Auch sonst haben die Architekten von Collignon Architektur bei der Planung der Marienhöfe grossen Wert auf Nachhaltigkeit gelegt. Das Areal soll CO₂-neutral betrieben werden. Grundlage dafür bildet ein innovatives, ganzheitliches Energiekonzept, welches auf Solarenergie, Geothermie sowie Eisspeicher setzt und die Spitzenlasten mit Hilfe eines eigenen Blockheizkraftwerks auffangen soll, das mit Biogas betrieben wird.
Einen wesentlichen Teil des Energiekonzepts bilden auch die Gebäude selbst, die dank ihrer Dämmstandards eine hohe Energieeffizienzklasse erreichen und weitere wichtige Funktionen für einen lebenswerten Lebensraum übernehmen. So sind die Dächer und teilweise auch die Fassaden der Häuser begrünt, was dem Mikroklima zugutekommt. Die zahlreichen öffentlichen und privaten Grünflächen sowie eine gute Winddurchströmung sorgen auch in den heissen Sommermonaten für ein angenehmes Mikroklima.

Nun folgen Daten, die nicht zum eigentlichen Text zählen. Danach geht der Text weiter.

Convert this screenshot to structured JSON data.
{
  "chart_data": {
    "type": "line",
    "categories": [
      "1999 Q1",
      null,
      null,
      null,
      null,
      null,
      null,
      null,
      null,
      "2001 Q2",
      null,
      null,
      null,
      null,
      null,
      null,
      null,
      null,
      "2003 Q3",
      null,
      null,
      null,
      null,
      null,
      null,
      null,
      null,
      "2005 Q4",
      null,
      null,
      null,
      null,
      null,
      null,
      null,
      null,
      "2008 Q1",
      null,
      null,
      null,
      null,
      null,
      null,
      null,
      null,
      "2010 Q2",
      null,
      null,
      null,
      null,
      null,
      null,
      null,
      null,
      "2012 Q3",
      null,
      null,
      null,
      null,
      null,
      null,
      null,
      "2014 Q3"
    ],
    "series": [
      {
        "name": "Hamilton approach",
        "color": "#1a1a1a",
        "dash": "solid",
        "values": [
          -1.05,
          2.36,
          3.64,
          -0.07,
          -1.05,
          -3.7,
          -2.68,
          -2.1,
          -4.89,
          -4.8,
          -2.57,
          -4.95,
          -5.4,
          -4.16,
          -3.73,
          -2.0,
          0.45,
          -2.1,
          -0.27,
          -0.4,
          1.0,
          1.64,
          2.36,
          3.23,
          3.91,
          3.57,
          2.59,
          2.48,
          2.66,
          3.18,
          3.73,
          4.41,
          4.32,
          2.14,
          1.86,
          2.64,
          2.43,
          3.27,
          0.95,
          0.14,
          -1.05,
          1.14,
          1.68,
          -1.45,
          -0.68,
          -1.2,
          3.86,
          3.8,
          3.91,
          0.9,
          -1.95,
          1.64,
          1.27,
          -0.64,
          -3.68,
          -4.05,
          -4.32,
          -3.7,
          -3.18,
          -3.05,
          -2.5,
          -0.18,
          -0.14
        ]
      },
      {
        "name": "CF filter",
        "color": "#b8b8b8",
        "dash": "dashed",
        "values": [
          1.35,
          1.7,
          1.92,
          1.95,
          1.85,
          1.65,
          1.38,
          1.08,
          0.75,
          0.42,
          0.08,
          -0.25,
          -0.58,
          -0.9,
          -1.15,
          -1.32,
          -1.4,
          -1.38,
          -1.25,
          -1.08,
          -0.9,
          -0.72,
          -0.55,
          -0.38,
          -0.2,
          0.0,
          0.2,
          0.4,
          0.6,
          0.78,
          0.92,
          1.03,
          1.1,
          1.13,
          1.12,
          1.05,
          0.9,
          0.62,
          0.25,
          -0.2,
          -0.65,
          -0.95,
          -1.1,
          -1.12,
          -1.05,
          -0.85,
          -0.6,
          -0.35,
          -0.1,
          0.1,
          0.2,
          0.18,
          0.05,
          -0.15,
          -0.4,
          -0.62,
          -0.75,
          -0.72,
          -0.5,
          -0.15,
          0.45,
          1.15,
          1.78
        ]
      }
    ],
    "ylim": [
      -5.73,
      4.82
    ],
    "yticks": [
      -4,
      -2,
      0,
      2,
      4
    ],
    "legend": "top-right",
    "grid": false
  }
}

Für einen weiteren Kühleffekt ist die Regenwasserversickerung verantwortlich, die komplett auf dem eigenen Grundstück stattfindet. Dadurch fliesst das Regenwasser nicht einfach direkt in die Kanalisation, sondern erzeugt mehr Luftfeuchtigkeit und damit einen besseren Kühleffekt. «Um die spätere CO₂-Neutralität zu erreichen, haben wir zahlreiche Nachhaltigkeitslösungen schon sehr früh in die Planung aufgenommen», erklärt Moritz Alt, Architekt bei Collignon Architektur. Kein Wunder, dass das Projekt Marienhöfe bereits vor Baubeginn das Platin-Vorzertifikat für nachhaltige Stadtquartiere der Deutschen Gesellschaft für Nachhaltiges Bauen (DGNB) erlangen konnte. «In der Bauausschreibung und auch im Bau werden die Generalunternehmen ebenfalls darauf bedacht sein, dass schadstoffarme und recycelbare Baustoffe zum Einsatz kommen. Unser Ziel ist es, dass wir auch am Ende die Topauszeichnung Platin erhalten werden», ergänzt Alt.
Inzwischen hat das Projekt einen Grossteil der Teilbaugenehmigungen erhalten, demnächst ist der Weg für den Baubeginn frei. Läuft alles nach Plan, soll der «Kiez» Marienhöfe in einigen Jahren bezugsbereit sein – und gut 3000 Einwohnerinnen und Einwohnern einen lebenswerten Lebensraum bieten.